No-churn Peanut Butter Oreo Ice Cream
This No-churn Peanut Butter Oreo Ice Cream is creamy homemade vanilla ice cream with swirls of peanut butter, chunks of Oreos, and Reese's Peanut Butter Cups Minis throughout. What could be better?
Servings 12 half-cup scoops
No-churn Ice Cream
- 2 cups heavy whipping cream chilled
- 1 teaspoon vanilla extract
- 1 (14-ounce) can sweetened condensed milk chilled
- 15 Oreos roughly chopped
- 3/4 cup Reese's Minis
- 1/2 cup creamy peanut butter
In a large bowl, combine heavy cream and vanilla. Use an electric mixer, starting on low, working up to high, to beat cream until stiff peaks form. Turn mixer down to low and mix in condensed milk.
Use a rubber spatula to fold in Oreo pieces and peanut butter cups. Pour half of the mixture into your freezer-safe container.

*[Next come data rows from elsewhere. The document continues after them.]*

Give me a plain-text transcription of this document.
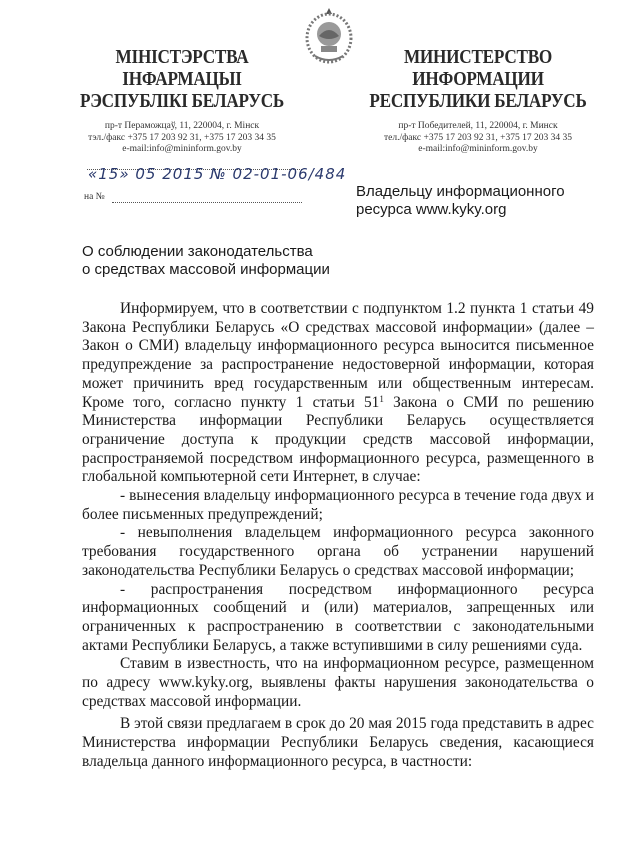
МІНІСТЭРСТВА ІНФАРМАЦЫІ
РЭСПУБЛІКІ БЕЛАРУСЬ
пр-т Пераможцаў, 11, 220004, г. Мінск
тэл./факс +375 17 203 92 31, +375 17 203 34 35
e-mail:info@mininform.gov.by
МИНИСТЕРСТВО ИНФОРМАЦИИ
РЕСПУБЛИКИ БЕЛАРУСЬ
пр-т Победителей, 11, 220004, г. Минск
тел./факс +375 17 203 92 31, +375 17 203 34 35
e-mail:info@mininform.gov.by
«15» 05 2015 № 02-01-06/484
на №	Владельцу информационного
ресурса www.kyky.org
О соблюдении законодательства
о средствах массовой информации

Информируем, что в соответствии с подпунктом 1.2 пункта 1 статьи 49 Закона Республики Беларусь «О средствах массовой информации» (далее – Закон о СМИ) владельцу информационного ресурса выносится письменное предупреждение за распространение недостоверной информации, которая может причинить вред государственным или общественным интересам. Кроме того, согласно пункту 1 статьи $51^1$ Закона о СМИ по решению Министерства информации Республики Беларусь осуществляется ограничение доступа к продукции средств массовой информации, распространяемой посредством информационного ресурса, размещенного в глобальной компьютерной сети Интернет, в случае:

- вынесения владельцу информационного ресурса в течение года двух и более письменных предупреждений;

- невыполнения владельцем информационного ресурса законного требования государственного органа об устранении нарушений законодательства Республики Беларусь о средствах массовой информации;

- распространения посредством информационного ресурса информационных сообщений и (или) материалов, запрещенных или ограниченных к распространению в соответствии с законодательными актами Республики Беларусь, а также вступившими в силу решениями суда.

Ставим в известность, что на информационном ресурсе, размещенном по адресу www.kyky.org, выявлены факты нарушения законодательства о средствах массовой информации.

В этой связи предлагаем в срок до 20 мая 2015 года представить в адрес Министерства информации Республики Беларусь сведения, касающиеся владельца данного информационного ресурса, в частности:
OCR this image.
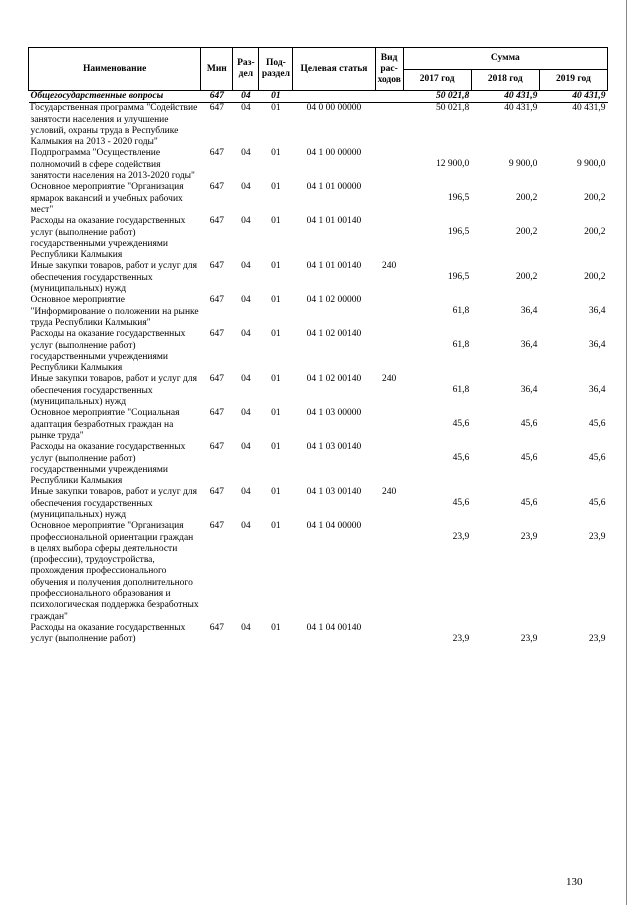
Наименование	Мин	Раз-дел	Под-раздел	Целевая статья	Вид рас-ходов	Сумма		
						2017 год	2018 год	2019 год
Общегосударственные вопросы	647	04	01			50 021,8	40 431,9	40 431,9
Государственная программа "Содействие занятости населения и улучшение условий, охраны труда в Республике Калмыкия на 2013 - 2020 годы"	647	04	01	04 0 00 00000		50 021,8	40 431,9	40 431,9
Подпрограмма "Осуществление полномочий в сфере содействия занятости населения на 2013-2020 годы"	647	04	01	04 1 00 00000		12 900,0	9 900,0	9 900,0
Основное мероприятие "Организация ярмарок вакансий и учебных рабочих мест"	647	04	01	04 1 01 00000		196,5	200,2	200,2
Расходы на оказание государственных услуг (выполнение работ) государственными учреждениями Республики Калмыкия	647	04	01	04 1 01 00140		196,5	200,2	200,2
Иные закупки товаров, работ и услуг для обеспечения государственных (муниципальных) нужд	647	04	01	04 1 01 00140	240	196,5	200,2	200,2
Основное мероприятие "Информирование о положении на рынке труда Республики Калмыкия"	647	04	01	04 1 02 00000		61,8	36,4	36,4
Расходы на оказание государственных услуг (выполнение работ) государственными учреждениями Республики Калмыкия	647	04	01	04 1 02 00140		61,8	36,4	36,4
Иные закупки товаров, работ и услуг для обеспечения государственных (муниципальных) нужд	647	04	01	04 1 02 00140	240	61,8	36,4	36,4
Основное мероприятие "Социальная адаптация безработных граждан на рынке труда"	647	04	01	04 1 03 00000		45,6	45,6	45,6
Расходы на оказание государственных услуг (выполнение работ) государственными учреждениями Республики Калмыкия	647	04	01	04 1 03 00140		45,6	45,6	45,6
Иные закупки товаров, работ и услуг для обеспечения государственных (муниципальных) нужд	647	04	01	04 1 03 00140	240	45,6	45,6	45,6
Основное мероприятие "Организация профессиональной ориентации граждан в целях выбора сферы деятельности (профессии), трудоустройства, прохождения профессионального обучения и получения дополнительного профессионального образования и психологическая поддержка безработных граждан"	647	04	01	04 1 04 00000		23,9	23,9	23,9
Расходы на оказание государственных услуг (выполнение работ)	647	04	01	04 1 04 00140		23,9	23,9	23,9
130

In a small, microwave-safe bowl, microwave peanut butter for 20 seconds and stir until peanut butter is smooth and pourable. (Continue to microwave in 10-second increments if necessary.) Pour half of the peanut butter over the ice cream in the container.
Add the rest of the ice cream to the pan and pour the rest of the peanut butter over the top. Use a butter knife to swirl everything together. Cover tightly with plastic wrap, freeze for at least four hours and enjoy!